Mr. Belcher is one of the premiere interpreters of Rossini performing today, and he is closely associated with the roles of Dandini in La Cenerentola, Figaro in Il Barbiere di Siviglia, and Taddeo in L'Italiana in Algeri. He has performed Dandini with San Francisco Opera, Opera Colorado, Lyric Opera of Kansas City, Opera Company of Philadelphia, and Utah Opera; Figaro with Arizona Opera, Portland Opera, Lake George Opera, Wolf Trap Opera, Opera Festival of New Jersey, Lyric Opera of Kansas City, Florentine Opera and Utah Opera; and Taddeo with Opera Company of Philadelphia, Florentine Opera, and Utah Opera.

Mr. Belcher holds a Bachelor of Arts in voice performance from William Jewell College in Liberty, Missouri, and a Master of Music from the Julliard School of Music in New York. He is a recipient of Le Cercle International des Amis et Mécènes du Châtelet Award (International Circle of Friends and Patrons of Théatre du Châtelet, CIAM) for his acclaimed performance of Prior Walter in Angels in America. He also received a Robert Jacobson Study Grant from the Richard Tucker Foundation, a Richard F. Gold Career Grant from the Shoshana Foundation for his work with Wolf Trap Opera, and the Sullivan Foundation Award. He received the Apprentice Artist Award from the Santa Fe Opera and the Young Artist Award and Outstanding Studio Artist Award from the Central City Opera.
 
 
Judy MarlettDr. Judith Marlett, a native of upstate New York, has lived in Nampa, Idaho, since 1996, when she began her collegiate teaching career. Dr. Marlett earned a Bachelor of Science in Music Education from Roberts Wesleyan College in Rochester, New York. At Roberts, she studied with Dr. Robert Shewan.
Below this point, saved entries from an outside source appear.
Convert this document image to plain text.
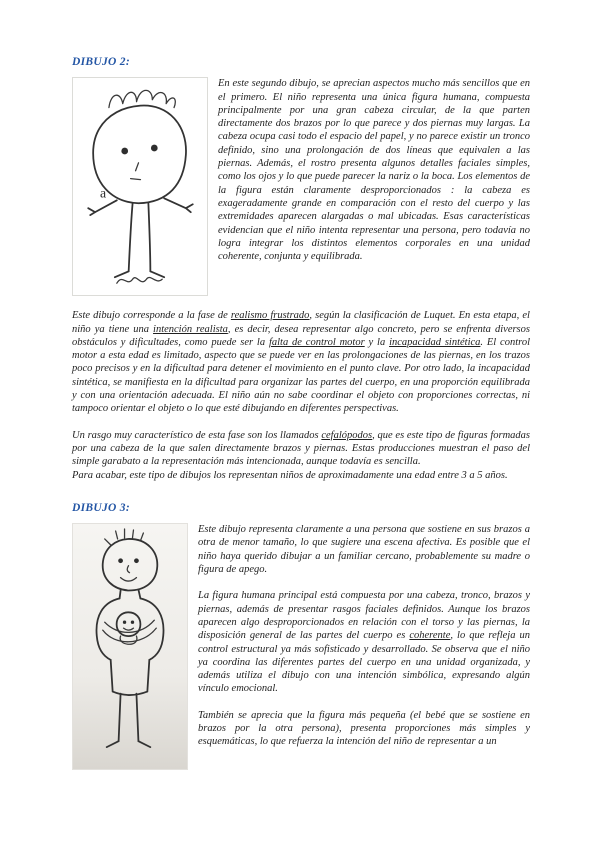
DIBUJO 2:
a

En este segundo dibujo, se aprecian aspectos mucho más sencillos que en el primero. El niño representa una única figura humana, compuesta principalmente por una gran cabeza circular, de la que parten directamente dos brazos por lo que parece y dos piernas muy largas. La cabeza ocupa casi todo el espacio del papel, y no parece existir un tronco definido, sino una prolongación de dos líneas que equivalen a las piernas. Además, el rostro presenta algunos detalles faciales simples, como los ojos y lo que puede parecer la nariz o la boca. Los elementos de la figura están claramente desproporcionados : la cabeza es exageradamente grande en comparación con el resto del cuerpo y las extremidades aparecen alargadas o mal ubicadas. Esas características evidencian que el niño intenta representar una persona, pero todavía no logra integrar los distintos elementos corporales en una unidad coherente, conjunta y equilibrada.

Este dibujo corresponde a la fase de realismo frustrado, según la clasificación de Luquet. En esta etapa, el niño ya tiene una intención realista, es decir, desea representar algo concreto, pero se enfrenta diversos obstáculos y dificultades, como puede ser la falta de control motor y la incapacidad sintética. El control motor a esta edad es limitado, aspecto que se puede ver en las prolongaciones de las piernas, en los trazos poco precisos y en la dificultad para detener el movimiento en el punto clave. Por otro lado, la incapacidad sintética, se manifiesta en la dificultad para organizar las partes del cuerpo, en una proporción equilibrada y con una orientación adecuada. El niño aún no sabe coordinar el objeto con proporciones correctas, ni tampoco orientar el objeto o lo que esté dibujando en diferentes perspectivas.

Un rasgo muy característico de esta fase son los llamados cefalópodos, que es este tipo de figuras formadas por una cabeza de la que salen directamente brazos y piernas. Estas producciones muestran el paso del simple garabato a la representación más intencionada, aunque todavía es sencilla.

Para acabar, este tipo de dibujos los representan niños de aproximadamente una edad entre 3 a 5 años.

DIBUJO 3:

Este dibujo representa claramente a una persona que sostiene en sus brazos a otra de menor tamaño, lo que sugiere una escena afectiva. Es posible que el niño haya querido dibujar a un familiar cercano, probablemente su madre o figura de apego.

La figura humana principal está compuesta por una cabeza, tronco, brazos y piernas, además de presentar rasgos faciales definidos. Aunque los brazos aparecen algo desproporcionados en relación con el torso y las piernas, la disposición general de las partes del cuerpo es coherente, lo que refleja un control estructural ya más sofisticado y desarrollado. Se observa que el niño ya coordina las diferentes partes del cuerpo en una unidad organizada, y además utiliza el dibujo con una intención simbólica, expresando algún vínculo emocional.

También se aprecia que la figura más pequeña (el bebé que se sostiene en brazos por la otra persona), presenta proporciones más simples y esquemáticas, lo que refuerza la intención del niño de representar a un
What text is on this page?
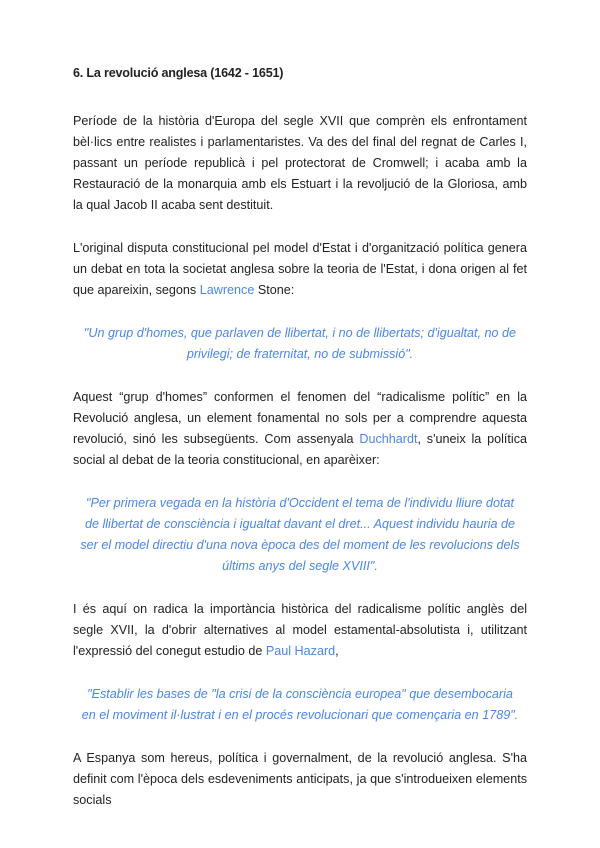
6. La revolució anglesa (1642 - 1651)

Període de la història d'Europa del segle XVII que comprèn els enfrontament bèl·lics entre realistes i parlamentaristes. Va des del final del regnat de Carles I, passant un període republicà i pel protectorat de Cromwell; i acaba amb la Restauració de la monarquia amb els Estuart i la revoljució de la Gloriosa, amb la qual Jacob II acaba sent destituit.

L'original disputa constitucional pel model d'Estat i d'organització política genera un debat en tota la societat anglesa sobre la teoria de l'Estat, i dona origen al fet que apareixin, segons Lawrence Stone:

"Un grup d'homes, que parlaven de llibertat, i no de llibertats; d'igualtat, no de privilegi; de fraternitat, no de submissió".

Aquest “grup d'homes” conformen el fenomen del “radicalisme polític” en la Revolució anglesa, un element fonamental no sols per a comprendre aquesta revolució, sinó les subsegüents. Com assenyala Duchhardt, s'uneix la política social al debat de la teoria constitucional, en aparèixer:

"Per primera vegada en la història d'Occident el tema de l'individu lliure dotat de llibertat de consciència i igualtat davant el dret... Aquest individu hauria de ser el model directiu d'una nova època des del moment de les revolucions dels últims anys del segle XVIII".

I és aquí on radica la importància històrica del radicalisme polític anglès del segle XVII, la d'obrir alternatives al model estamental-absolutista i, utilitzant l'expressió del conegut estudio de Paul Hazard,

"Establir les bases de "la crisi de la consciència europea" que desembocaria en el moviment il·lustrat i en el procés revolucionari que començaria en 1789".

A Espanya som hereus, política i governalment, de la revolució anglesa. S'ha definit com l'època dels esdeveniments anticipats, ja que s'introdueixen elements socials
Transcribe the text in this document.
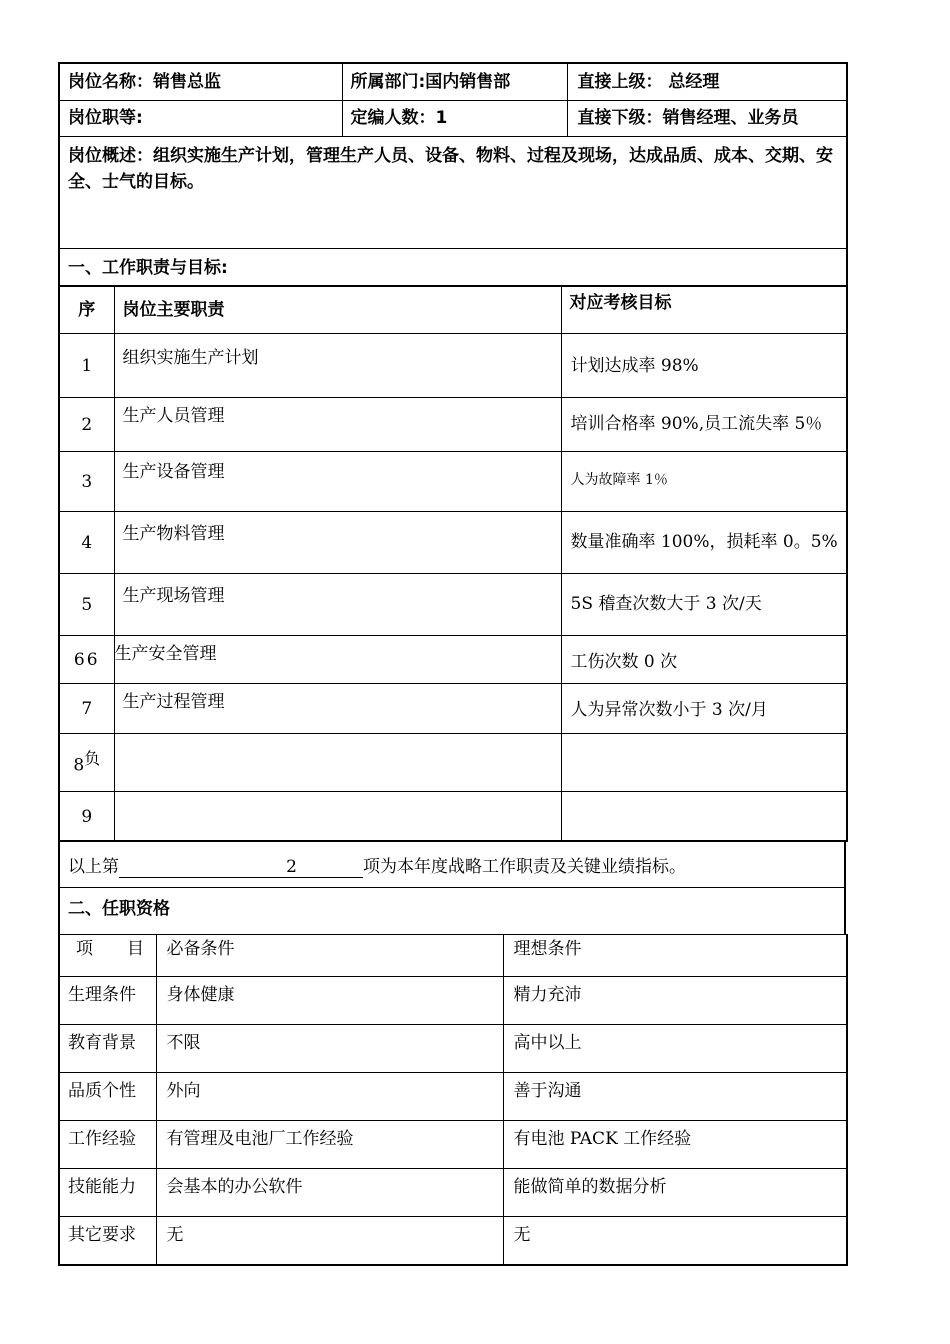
岗位名称：销售总监	所属部门:国内销售部	直接上级： 总经理
岗位职等:	定编人数：1	直接下级：销售经理、业务员
岗位概述：组织实施生产计划，管理生产人员、设备、物料、过程及现场，达成品质、成本、交期、安全、士气的目标。		
一、工作职责与目标:		
序	岗位主要职责	对应考核目标
1	组织实施生产计划	计划达成率 98%
2	生产人员管理	培训合格率 90%,员工流失率 5％
3	生产设备管理	人为故障率 1％
4	生产物料管理	数量准确率 100%，损耗率 0。5%
5	生产现场管理	5S 稽查次数大于 3 次/天
66	生产安全管理	工伤次数 0 次
7	生产过程管理	人为异常次数小于 3 次/月
$8^负$		
9		
以上第	2	项为本年度战略工作职责及关键业绩指标。
二、任职资格
项　　目	必备条件	理想条件
生理条件	身体健康	精力充沛
教育背景	不限	高中以上
品质个性	外向	善于沟通
工作经验	有管理及电池厂工作经验	有电池 PACK 工作经验
技能能力	会基本的办公软件	能做简单的数据分析
其它要求	无	无
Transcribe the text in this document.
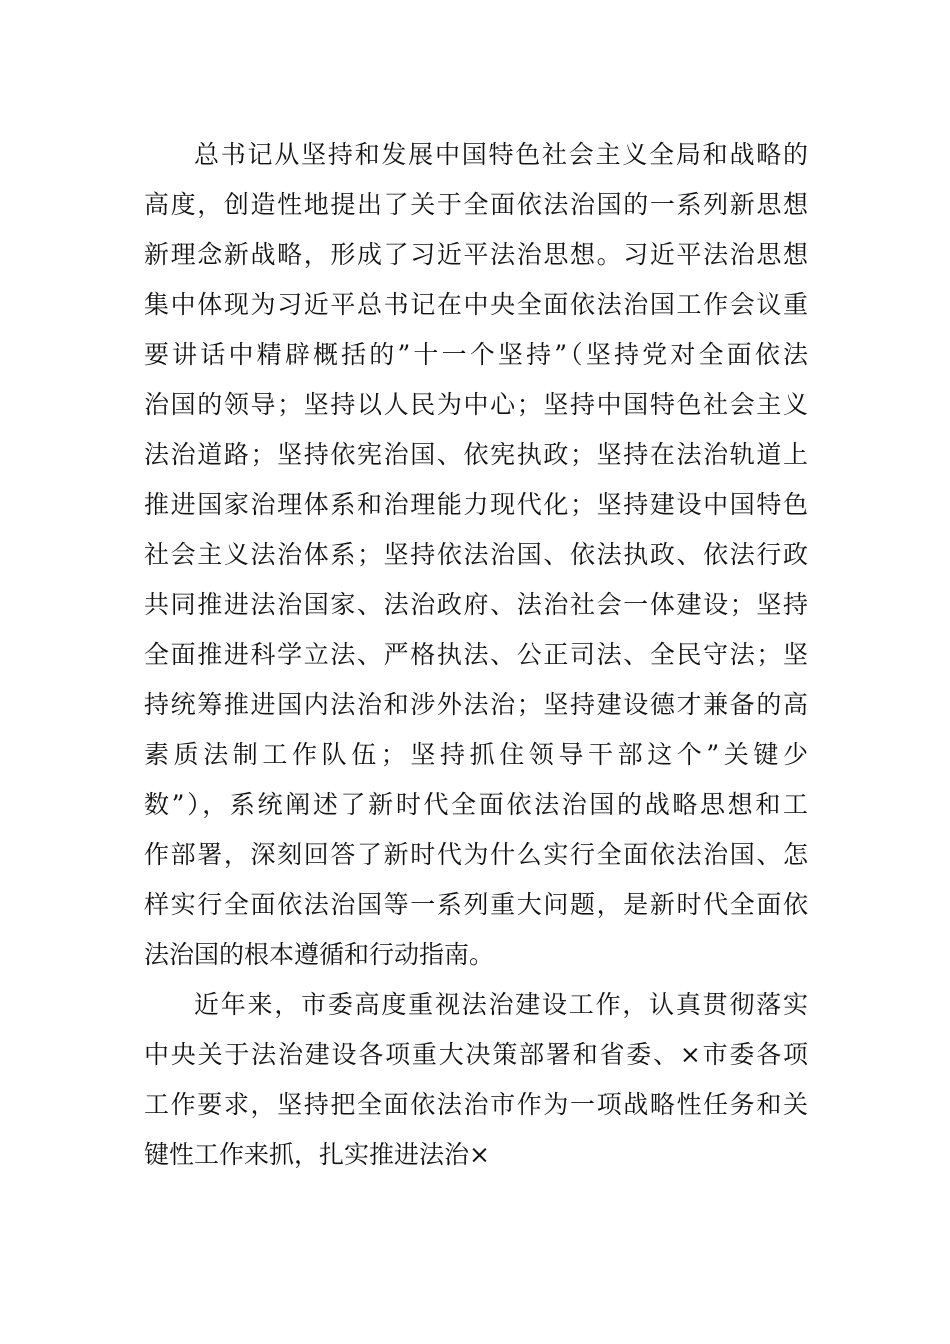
总书记从坚持和发展中国特色社会主义全局和战略的
高度，创造性地提出了关于全面依法治国的一系列新思想
新理念新战略，形成了习近平法治思想。习近平法治思想
集中体现为习近平总书记在中央全面依法治国工作会议重
要讲话中精辟概括的”十一个坚持”（坚持党对全面依法
治国的领导；坚持以人民为中心；坚持中国特色社会主义
法治道路；坚持依宪治国、依宪执政；坚持在法治轨道上
推进国家治理体系和治理能力现代化；坚持建设中国特色
社会主义法治体系；坚持依法治国、依法执政、依法行政
共同推进法治国家、法治政府、法治社会一体建设；坚持
全面推进科学立法、严格执法、公正司法、全民守法；坚
持统筹推进国内法治和涉外法治；坚持建设德才兼备的高
素质法制工作队伍；坚持抓住领导干部这个”关键少
数”），系统阐述了新时代全面依法治国的战略思想和工
作部署，深刻回答了新时代为什么实行全面依法治国、怎
样实行全面依法治国等一系列重大问题，是新时代全面依
法治国的根本遵循和行动指南。
近年来，市委高度重视法治建设工作，认真贯彻落实
中央关于法治建设各项重大决策部署和省委、×市委各项
工作要求，坚持把全面依法治市作为一项战略性任务和关
键性工作来抓，扎实推进法治×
Dr. Marlett continued her education by attending Ithaca College in Ithaca, New York. After completing a Master of Music in Music Education, she taught public school in both urban and rural New York state. She taught music in Greece and Watkins Glen, New York, before beginning doctoral studies.

A Doctor of Arts degree from Ball State University in Muncie, Indiana, was awarded to Dr. Marlett upon completion of her dissertation Musicianship, Longevity, Career Choices: Marilyn Horne as a Model of Vocal Success. One highlight of her research was an interview of Ms. Horne in December, 1999.

In 1996, Dr. Marlett accepted a position at Northwest Nazarene University as a professor of voice and choral music. During her tenure at NNU, Marlett has conducted every choir in the music department, and is currently the director of NNU's premier women's choir, Bella Voce. Her job has expanded over the years to include direction of the music education program, conducting, and supervision of student teachers.

She has appeared in numerous recitals and concerts as a professional soloist and has performed many roles in opera, including Rosina in the world-premiere performance of Thomas Pasatieri's Signor Deluso; La Principessa, Suor Angelica; Suziki, Madama Butterly; Ruth, Pirates of Penzance; and, most recently, Marta, in Gounod's Faust.

Dr. Marlett has also been a soloist in oratorios, including Messiah, Bach's B Minor Mass, and the Mozart and Rutter Requiems, and has also performed in Broadway shows including West Side Story, Joseph and the Amazing Technicolor Dreamcoat, and Oklahoma. Although Marlett is primarily a recitalist who recently produced and sang "Seasons of a Woman's Life," an evening of poetry and music featuring Frauenliebe und Leben, she also made her directing debut with NNU's production of Fiddler on the Roof.

Marlett performed in the world premiere of Debra Lynn's A Family Portrait, with Grammy award-winning baritone, Daniel Belcher. The oratorio is a work for mezzo and baritone soloists, choir, and orchestra, with a libretto compiled by Lynn from letters written by Marlett's ancestors and American folk songs. The work was premiered on the Northwest Nazarene University campus in November, 2013.

Outside of music, Marlett is an avid reader and passionate cook who enjoys crocheting and scrapbooking. She loves to spend time at home and traveling with her husband and two boys.